Let’s try this.
Has the average American lifespan decreased since the advent of fast food? No. In fact, people born after 1900, the time of the current supers, are more likely to live longer at any age we look at. Is obesity the prime killer of Americans? No. Accidents still kill many more people than diabetes. Heart attacks and cancer are the overwhelming leading causes of death, but you cannot link those absolutely to diet.
Are fast food diets correlated with age? Yes, but negatively. The biggest, most calorie-laden, and heavily advertised offerings on fast food menus are targeted deliberately at an audience of younger adults, those who eat most of their meals outside the house. As people age and form families they eat smaller percentages of fast food. The very old are not likely to eat out at fast food restaurants very often. In fact, they are increasingly likely to be eating in nursing homes and similar institutional settings, where their diets are closely controlled. Lack of appetite is in fact a known issue of aging, with the aged eating smaller and less varied meals.
What about the supers? Is diet a known correlate to aging? Nobody knows for sure. Are there any commonalities at all among supers? Luck, as I said earlier, and living in an age of better medical care, as I said earlier, which includes long stays in nursing homes, something that was not available in the past.
Are there any obese supers? Not that I know of. Obese centenarians? Probably not. This has always been true; obesity wasn’t invented by McDonalds. (Look at Daniel Lambert.) We simply don’t know why this is true. Do they inherently eat less or metabolize food better? Do they just make better choices? We don’t know.
Of course there are studies of the aged and the supers, most notably the New England Centenarian Study. The study points to genetic factors as the prime contributors to survival, especially because age-related diseases do not produce disability until a much later age.

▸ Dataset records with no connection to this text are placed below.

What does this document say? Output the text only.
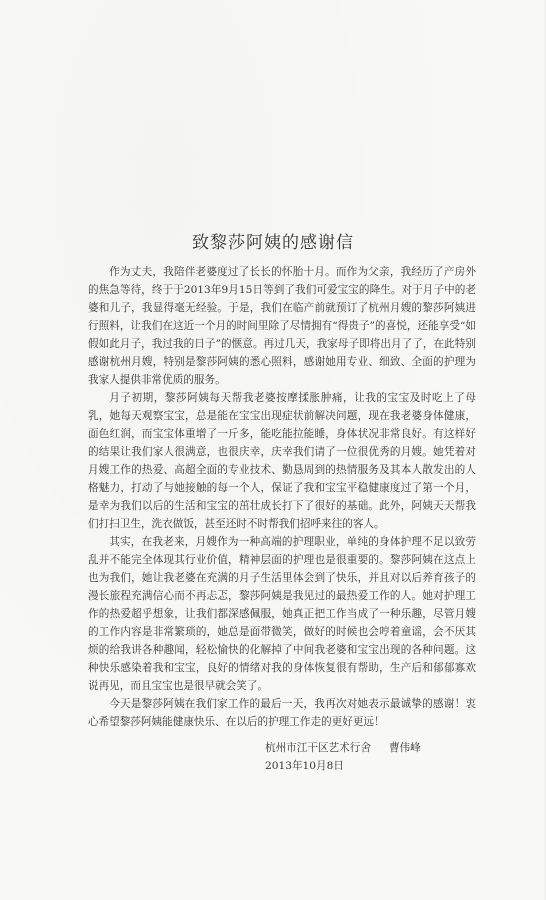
致黎莎阿姨的感谢信

作为丈夫，我陪伴老婆度过了长长的怀胎十月。而作为父亲，我经历了产房外的焦急等待，终于于2013年9月15日等到了我们可爱宝宝的降生。对于月子中的老婆和儿子，我显得毫无经验。于是，我们在临产前就预订了杭州月嫂的黎莎阿姨进行照料，让我们在这近一个月的时间里除了尽情拥有“得贵子”的喜悦，还能享受“如假如此月子，我过我的日子”的惬意。再过几天，我家母子即将出月了了，在此特别感谢杭州月嫂，特别是黎莎阿姨的悉心照料，感谢她用专业、细致、全面的护理为我家人提供非常优质的服务。

月子初期，黎莎阿姨每天帮我老婆按摩揉胀肿痛，让我的宝宝及时吃上了母乳，她每天观察宝宝，总是能在宝宝出现症状前解决问题，现在我老婆身体健康，面色红润，而宝宝体重增了一斤多，能吃能拉能睡，身体状况非常良好。有这样好的结果让我们家人很满意，也很庆幸，庆幸我们请了一位很优秀的月嫂。她凭着对月嫂工作的热爱、高超全面的专业技术、勤恳周到的热情服务及其本人散发出的人格魅力，打动了与她接触的每一个人，保证了我和宝宝平稳健康度过了第一个月，是幸为我们以后的生活和宝宝的茁壮成长打下了很好的基础。此外，阿姨天天帮我们打扫卫生，洗衣做饭，甚至还时不时帮我们招呼来往的客人。

其实，在我老来，月嫂作为一种高端的护理职业，单纯的身体护理不足以致劳乱并不能完全体现其行业价值，精神层面的护理也是很重要的。黎莎阿姨在这点上也为我们，她让我老婆在充满的月子生活里体会到了快乐，并且对以后养育孩子的漫长旅程充满信心而不再忐忑，黎莎阿姨是我见过的最热爱工作的人。她对护理工作的热爱超乎想象，让我们都深感佩服，她真正把工作当成了一种乐趣，尽管月嫂的工作内容是非常繁琐的，她总是面带微笑，做好的时候也会哼着童谣，会不厌其烦的给我讲各种趣闻，轻松愉快的化解掉了中间我老婆和宝宝出现的各种问题。这种快乐感染着我和宝宝，良好的情绪对我的身体恢复很有帮助，生产后和郁郁寡欢说再见，而且宝宝也是很早就会笑了。

今天是黎莎阿姨在我们家工作的最后一天，我再次对她表示最诚挚的感谢！衷心希望黎莎阿姨能健康快乐、在以后的护理工作走的更好更远！

杭州市江干区艺术行舍 曹伟峰
2013年10月8日
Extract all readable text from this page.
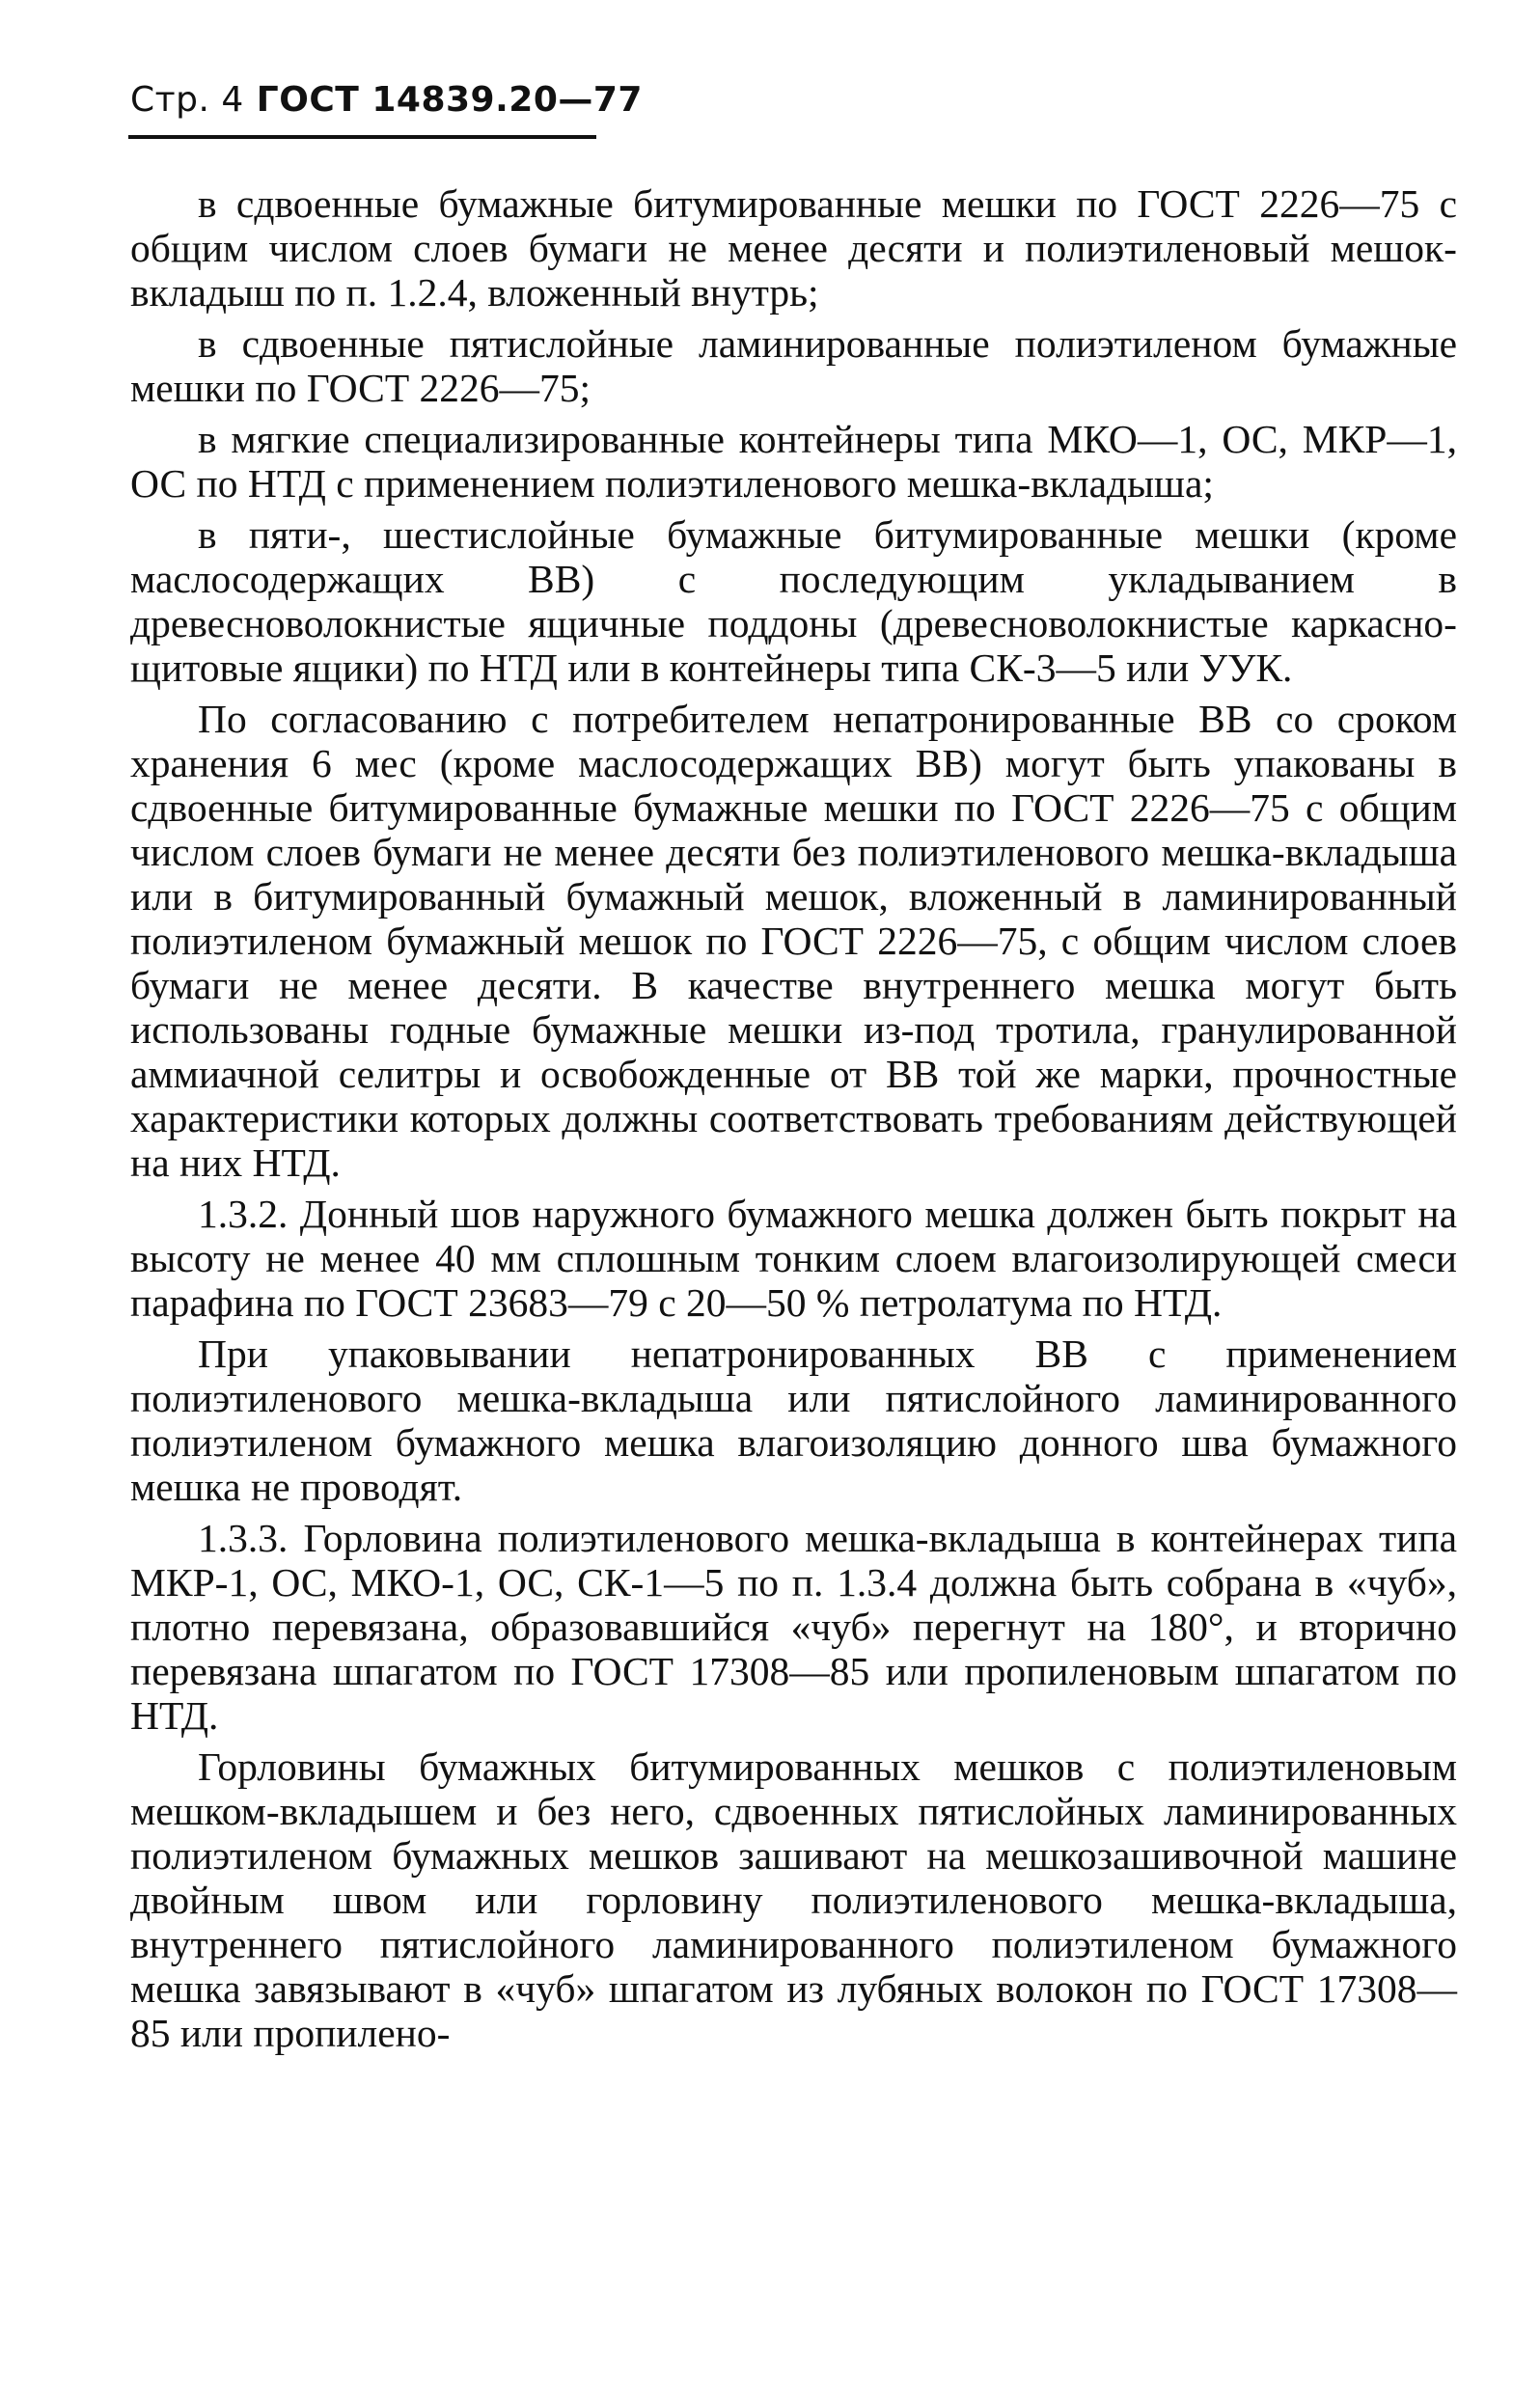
Стр. 4 ГОСТ 14839.20—77

в сдвоенные бумажные битумированные мешки по ГОСТ 2226—75 с общим числом слоев бумаги не менее десяти и полиэтиленовый мешок-вкладыш по п. 1.2.4, вложенный внутрь;

в сдвоенные пятислойные ламинированные полиэтиленом бумажные мешки по ГОСТ 2226—75;

в мягкие специализированные контейнеры типа МКО—1, ОС, МКР—1, ОС по НТД с применением полиэтиленового мешка-вкладыша;

в пяти-, шестислойные бумажные битумированные мешки (кроме маслосодержащих ВВ) с последующим укладыванием в древесноволокнистые ящичные поддоны (древесноволокнистые каркасно-щитовые ящики) по НТД или в контейнеры типа СК-3—5 или УУК.

По согласованию с потребителем непатронированные ВВ со сроком хранения 6 мес (кроме маслосодержащих ВВ) могут быть упакованы в сдвоенные битумированные бумажные мешки по ГОСТ 2226—75 с общим числом слоев бумаги не менее десяти без полиэтиленового мешка-вкладыша или в битумированный бумажный мешок, вложенный в ламинированный полиэтиленом бумажный мешок по ГОСТ 2226—75, с общим числом слоев бумаги не менее десяти. В качестве внутреннего мешка могут быть использованы годные бумажные мешки из-под тротила, гранулированной аммиачной селитры и освобожденные от ВВ той же марки, прочностные характеристики которых должны соответствовать требованиям действующей на них НТД.

1.3.2. Донный шов наружного бумажного мешка должен быть покрыт на высоту не менее 40 мм сплошным тонким слоем влагоизолирующей смеси парафина по ГОСТ 23683—79 с 20—50 % петролатума по НТД.

При упаковывании непатронированных ВВ с применением полиэтиленового мешка-вкладыша или пятислойного ламинированного полиэтиленом бумажного мешка влагоизоляцию донного шва бумажного мешка не проводят.

1.3.3. Горловина полиэтиленового мешка-вкладыша в контейнерах типа МКР-1, ОС, МКО-1, ОС, СК-1—5 по п. 1.3.4 должна быть собрана в «чуб», плотно перевязана, образовавшийся «чуб» перегнут на 180°, и вторично перевязана шпагатом по ГОСТ 17308—85 или пропиленовым шпагатом по НТД.

Горловины бумажных битумированных мешков с полиэтиленовым мешком-вкладышем и без него, сдвоенных пятислойных ламинированных полиэтиленом бумажных мешков зашивают на мешкозашивочной машине двойным швом или горловину полиэтиленового мешка-вкладыша, внутреннего пятислойного ламинированного полиэтиленом бумажного мешка завязывают в «чуб» шпагатом из лубяных волокон по ГОСТ 17308—85 или пропилено-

Now, the real question. Other than blatant assertions, can those of you arguing obesity, fast food, or lack of exercise among the American lifestyle as causes for reduced future longevity provide any actual evidence that the outliers of aging have been in any way affected by these?
And while I’m talking about errors, let me correct one of my own. The number of centenarians in the U.S. population is 0.02%, not 2%. You therefore need to explain how the habits of 36% of the population, the percentage considered obese, can explain the 0.02% of outliers.